Filha de professores, Ratajkowski abandonou a faculdade de Artes para trabalhar como modelo, ajustando seu comportamento, sua atitude e seu corpo com um objetivo em mente: ganhar dinheiro. Vender sua imagem era, certamente, a forma mais vantajosa de obter controle, liberdade e independência. Trabalhando menos e ganhando mais dinheiro que a maioria de suas amigas da mesma idade, Emily teve que enfrentar inúmeras situações até então desconhecidas pelo grande público.

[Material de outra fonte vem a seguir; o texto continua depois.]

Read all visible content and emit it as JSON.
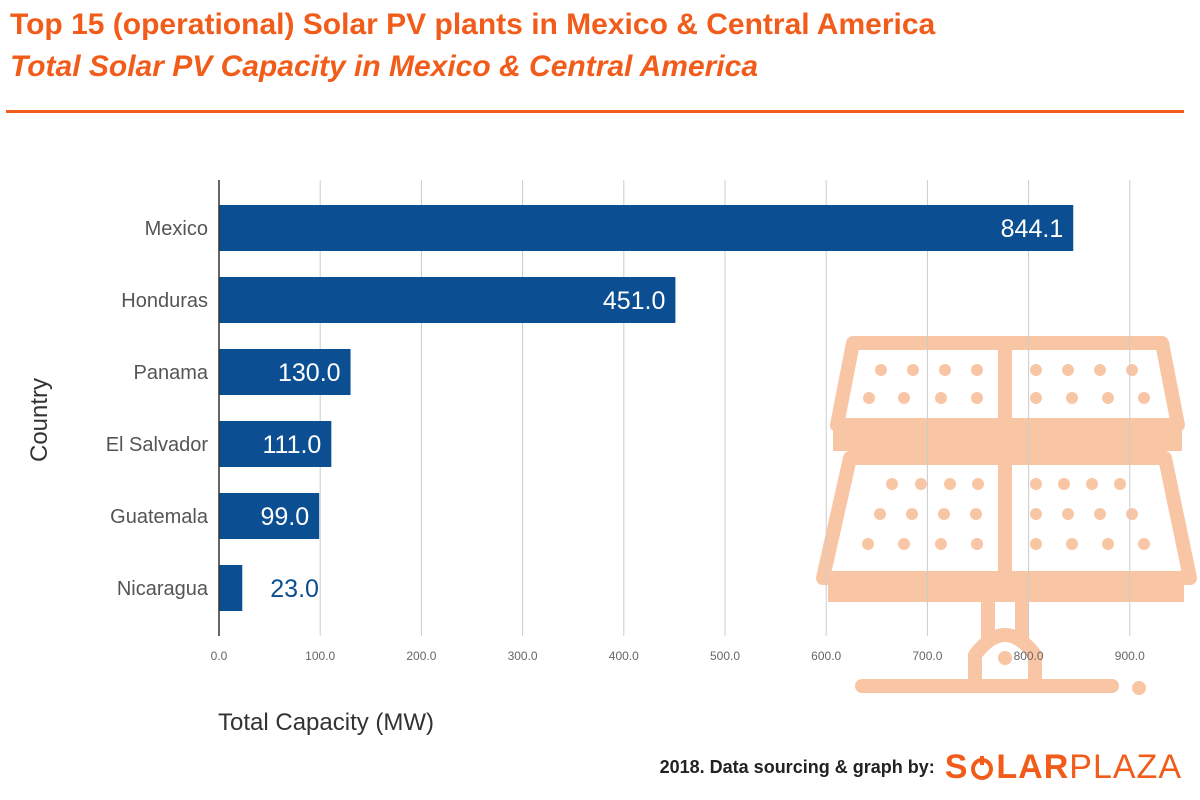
{
  "header": {
    "title": "Top 15 (operational) Solar PV plants in Mexico & Central America",
    "subtitle": "Total Solar PV Capacity in Mexico & Central America"
  },
  "footer": {
    "credit": "2018. Data sourcing & graph by:",
    "brand_part1": "S",
    "brand_part2": "LAR",
    "brand_part3": "PLAZA"
  },
  "colors": {
    "accent": "#f25c1a",
    "bar": "#0b4f92",
    "watermark": "#f9c6a5"
  },
  "decor": {
    "watermark_icon": "solar-panel-icon"
  },
  "chart_data": {
    "type": "bar",
    "orientation": "horizontal",
    "categories": [
      "Mexico",
      "Honduras",
      "Panama",
      "El Salvador",
      "Guatemala",
      "Nicaragua"
    ],
    "values": [
      844.1,
      451.0,
      130.0,
      111.0,
      99.0,
      23.0
    ],
    "value_labels": [
      "844.1",
      "451.0",
      "130.0",
      "111.0",
      "99.0",
      "23.0"
    ],
    "xlabel": "Total Capacity (MW)",
    "ylabel": "Country",
    "xlim": [
      0,
      950
    ],
    "xticks": [
      0,
      100,
      200,
      300,
      400,
      500,
      600,
      700,
      800,
      900
    ],
    "xtick_labels": [
      "0.0",
      "100.0",
      "200.0",
      "300.0",
      "400.0",
      "500.0",
      "600.0",
      "700.0",
      "800.0",
      "900.0"
    ],
    "grid": true,
    "legend": "none"
  }
}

Após o lançamento do videoclipe da música “Blurred Lines”, de Robin Thicke, T.I. e Pharrel, Emily ficou mundialmente famosa e, apesar dos elogios que recebeu, o modo como ela e as outras modelos foram objetificadas no clipe se tornou alvo de julgamento. Tanto o corpo da modelo quanto a política por trás dele foram escrutinados, e, anos depois, Emily revelou ter sido assediada sexualmente por Robin Thicke durante a gravação do vídeo, episódio que relata em Meu corpo.

“Jornalista após jornalista me fez a mesma pergunta: ‘O que você tem a dizer para aqueles que consideram o clipe antifeminista?’. O mundo ficou chocado ao me ouvir responder que eu não via o clipe dessa forma. ‘Estava segura com o meu corpo e a minha nudez no set’, eu dizia a eles honestamente. Eu me concentrei em como tinha me sentido durante a maior parte da filmagem, lembrando que estava na companhia de muitas mulheres em quem confiava e de quem tinha gostado”, escreve Emily.

Mas Emily é mais que uma modelo bem-sucedida: é uma mulher eloquente, que interpreta bem o mundo em que vive, e em “Meu corpo” compartilha com os leitores suas percepções perspicazes sobre a beleza feminina na atualidade, os fetiches e as obsessões no que diz respeito ao corpo, a dinâmica cruel do mundo da moda e do cinema, o feminismo e a fronteira nebulosa entre consentimento e abuso que muitos homens ainda insistem em ignorar.